I can remember when I was but a wee child, maybe 8 or 9, and the the film Alien was being shown on network television for the first time. Granted, most of the scariest stuff was cut from the film for obvious reasons, but I remember my father being mortified that I planned to watch it. My mother actually defied my dad and said, “My son and I are watching this movie whether you like it or not.” I think he just walked away saying, “You deal with his nightmares then.” So we gleefully made popcorn and wrapped up in blankets on the couch to watch Lt. Ellen Ripley run for her life on a claustrophobic space freighter.


“Alien” (1979)

Of course I was completely terrified, even by an edited version. However, in my later years I came to appreciate what a fantastic film Alien was and how it has stood the test of time. It feels so visceral and real. It’s gritty and unpolished, and the obsidian alien itself is truly a cinematic virus of nightmares.

Tonight, I called my mom and in our discussion I mentioned I would probably be seeing the film Riddick this weekend. We saw the first film of that character’s anthology, Pitch Black, before I moved to Seattle years ago, and we both loved it. And from that mnemonic lily pad she made the leap back to the Alien film where our mutual love of dark, twisted sci-fi was first born. “Wasn’t that a great movie?” she asked, and then added, “Did you ever see the special edition with all the scenes that were cut…like when Ripley finds that captain cocooned and he asks her to kill him so she burns him up with that flamethrower?
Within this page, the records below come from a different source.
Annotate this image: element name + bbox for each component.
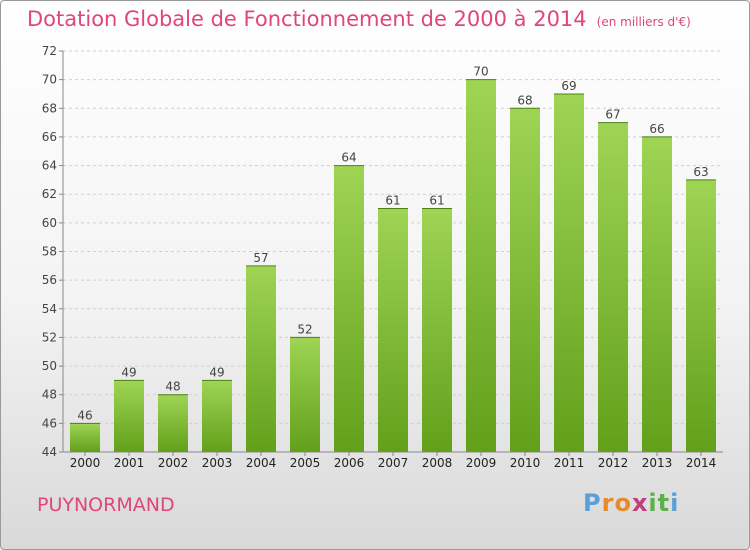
x-tick-label: 2000 <box>70 456 101 470</box>
y-tick-label: 50 <box>42 359 57 373</box>
data-label: 49 <box>121 365 136 379</box>
x-tick-label: 2002 <box>158 456 189 470</box>
bar <box>466 79 496 453</box>
x-tick-label: 2009 <box>466 456 497 470</box>
x-tick-label: 2006 <box>334 456 365 470</box>
x-tick-label: 2005 <box>290 456 321 470</box>
logo-letter: i <box>670 489 680 517</box>
unit-label: (en milliers d'€) <box>596 15 691 29</box>
y-tick-label: 48 <box>42 388 57 402</box>
y-tick-label: 44 <box>42 445 57 459</box>
data-label: 61 <box>429 194 444 208</box>
chart-title-text: Dotation Globale de Fonctionnement de 20… <box>27 7 587 31</box>
x-tick-label: 2003 <box>202 456 233 470</box>
proxiti-logo: Proxiti <box>583 489 679 517</box>
data-label: 68 <box>517 93 532 107</box>
bar <box>422 208 452 452</box>
y-tick-label: 60 <box>42 216 57 230</box>
data-label: 49 <box>209 365 224 379</box>
commune-name: PUYNORMAND <box>37 494 175 516</box>
y-tick-label: 52 <box>42 330 57 344</box>
y-tick-label: 66 <box>42 130 57 144</box>
y-tick-label: 62 <box>42 187 57 201</box>
x-tick-label: 2004 <box>246 456 277 470</box>
bar <box>158 394 188 452</box>
logo-letter: r <box>601 489 615 517</box>
bar <box>686 179 716 452</box>
bar <box>70 423 100 452</box>
y-tick-label: 72 <box>42 44 57 58</box>
x-tick-label: 2012 <box>598 456 629 470</box>
y-tick-label: 46 <box>42 416 57 430</box>
x-tick-label: 2008 <box>422 456 453 470</box>
x-tick-label: 2014 <box>686 456 717 470</box>
data-label: 67 <box>605 108 620 122</box>
bar <box>554 93 584 452</box>
chart-title: Dotation Globale de Fonctionnement de 20… <box>27 7 691 31</box>
y-tick-label: 64 <box>42 159 57 173</box>
y-tick-label: 54 <box>42 302 57 316</box>
bar <box>642 136 672 452</box>
bar <box>334 165 364 453</box>
x-tick-label: 2013 <box>642 456 673 470</box>
bar <box>114 380 144 452</box>
data-label: 52 <box>297 322 312 336</box>
data-label: 61 <box>385 194 400 208</box>
logo-letter: t <box>657 489 671 517</box>
logo-letter: x <box>631 489 649 517</box>
y-tick-label: 56 <box>42 273 57 287</box>
logo-letter: i <box>648 489 658 517</box>
bar <box>290 337 320 452</box>
data-label: 46 <box>77 408 92 422</box>
logo-letter: o <box>614 489 632 517</box>
data-label: 66 <box>649 122 664 136</box>
x-tick-label: 2007 <box>378 456 409 470</box>
bar <box>246 265 276 452</box>
bar <box>202 380 232 452</box>
data-label: 63 <box>693 165 708 179</box>
data-label: 70 <box>473 65 488 79</box>
logo-letter: P <box>583 489 602 517</box>
data-label: 57 <box>253 251 268 265</box>
y-tick-label: 70 <box>42 73 57 87</box>
x-tick-label: 2011 <box>554 456 585 470</box>
data-label: 64 <box>341 151 356 165</box>
data-label: 69 <box>561 79 576 93</box>
x-tick-label: 2010 <box>510 456 541 470</box>
bar <box>598 122 628 452</box>
bar <box>378 208 408 452</box>
bar <box>510 108 540 453</box>
x-tick-label: 2001 <box>114 456 145 470</box>
y-tick-label: 68 <box>42 101 57 115</box>
y-tick-label: 58 <box>42 245 57 259</box>
data-label: 48 <box>165 380 180 394</box>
That was so creepy.”

“Yes, mom, it was creepy.”

But in that moment of reflection with her, the memory didn’t feel creepy at all. It felt like being wrapped up in blankets with your mother experiencing terror together but knowing it’s not real. Just a moment that you got to share together, and one I will no doubt continue to cherish after she’s gone. And as strange or twisted as it sounds, it is curated in my brain like a valuable artifact.

Weird Shit My Mom Says (Vol. 2)

My mother called me the other night to wish me happy birthday. Among the fragments of unrelated conversation she dropped this completely serious nugget on me:

“You know, you should really get a nice suit to wear…that way we’ll have something to bury you in.”
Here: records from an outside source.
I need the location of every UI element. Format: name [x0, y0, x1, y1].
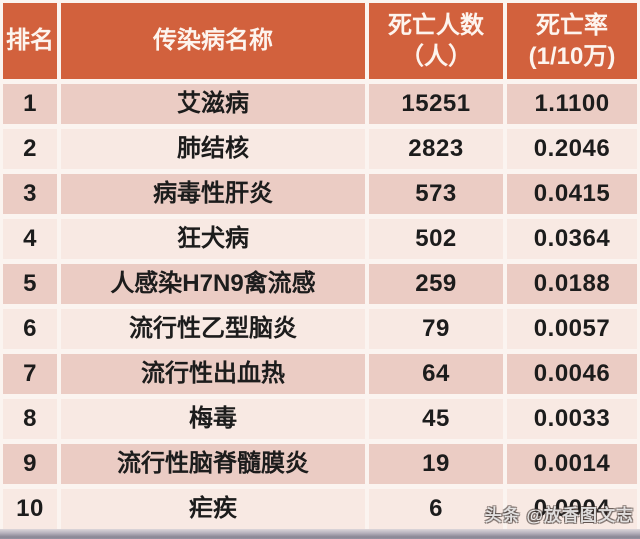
deaths-cell: 45	[369, 399, 503, 439]
rate-cell: 0.2046	[507, 129, 637, 169]
rank-cell: 8	[3, 399, 57, 439]
header-cell-rank: 排名	[3, 3, 57, 79]
rate-cell: 0.0188	[507, 264, 637, 304]
header-cell-disease-name: 传染病名称	[61, 3, 365, 79]
rate-cell: 0.0033	[507, 399, 637, 439]
rank-cell: 5	[3, 264, 57, 304]
rank-cell: 1	[3, 84, 57, 124]
disease-name-cell: 流行性乙型脑炎	[61, 309, 365, 349]
disease-name-cell: 艾滋病	[61, 84, 365, 124]
rate-cell: 0.0415	[507, 174, 637, 214]
header-deaths-label-line1: 死亡人数	[388, 11, 484, 39]
rank-cell: 4	[3, 219, 57, 259]
header-cell-rate: 死亡率 (1/10万)	[507, 3, 637, 79]
rank-cell: 7	[3, 354, 57, 394]
deaths-cell: 2823	[369, 129, 503, 169]
toutiao-watermark: 头条 @放香图文志	[484, 506, 634, 525]
deaths-cell: 19	[369, 444, 503, 484]
disease-name-cell: 梅毒	[61, 399, 365, 439]
disease-name-cell: 流行性出血热	[61, 354, 365, 394]
header-deaths-label-line2: （人）	[400, 43, 472, 70]
bottom-edge-strip	[0, 529, 640, 539]
rate-cell: 0.0014	[507, 444, 637, 484]
deaths-cell: 259	[369, 264, 503, 304]
header-rate-label-line2: (1/10万)	[528, 43, 616, 70]
deaths-cell: 573	[369, 174, 503, 214]
deaths-cell: 64	[369, 354, 503, 394]
rate-cell: 0.0046	[507, 354, 637, 394]
rank-cell: 10	[3, 489, 57, 529]
header-disease-name-label: 传染病名称	[153, 27, 273, 55]
header-cell-deaths: 死亡人数 （人）	[369, 3, 503, 79]
deaths-cell: 15251	[369, 84, 503, 124]
rank-cell: 6	[3, 309, 57, 349]
deaths-cell: 79	[369, 309, 503, 349]
rank-cell: 3	[3, 174, 57, 214]
rate-cell: 0.0004	[507, 489, 637, 529]
rank-cell: 9	[3, 444, 57, 484]
header-rank-label: 排名	[6, 27, 54, 55]
rank-cell: 2	[3, 129, 57, 169]
disease-name-cell: 流行性脑脊髓膜炎	[61, 444, 365, 484]
disease-name-cell: 人感染H7N9禽流感	[61, 264, 365, 304]
disease-name-cell: 疟疾	[61, 489, 365, 529]
disease-name-cell: 病毒性肝炎	[61, 174, 365, 214]
deaths-cell: 502	[369, 219, 503, 259]
header-rate-label-line1: 死亡率	[536, 11, 608, 39]
disease-name-cell: 狂犬病	[61, 219, 365, 259]
rate-cell: 0.0057	[507, 309, 637, 349]
disease-name-cell: 肺结核	[61, 129, 365, 169]
rate-cell: 0.0364	[507, 219, 637, 259]
rate-cell: 1.1100	[507, 84, 637, 124]
deaths-cell: 6	[369, 489, 503, 529]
My immediate reaction was, “Am I dying soon?” And then she was like, “Well, you know what I mean. Whoever buries you will have something to choose from.”

Thanks for the fashion advice/planning ahead/birthday wish, mom.

Going Postal

Tonight, I received the strangest voice mail from my mother:

“Oh hey! I was just calling to let you know that I put that package in the mail. I threw in a doily I made plus a pamphlet on riverboats. I also put some pieces of an Oh Henry! bar in there, but they might be a little hard. I bit in to one and it still tasted good. Anyway, talk to you this weekend. Love ya! Bye!”

I’d like to note that I have never expressed to my mother an interest in riverboats or half-eaten candy bars, let alone those sent by U.S. mail.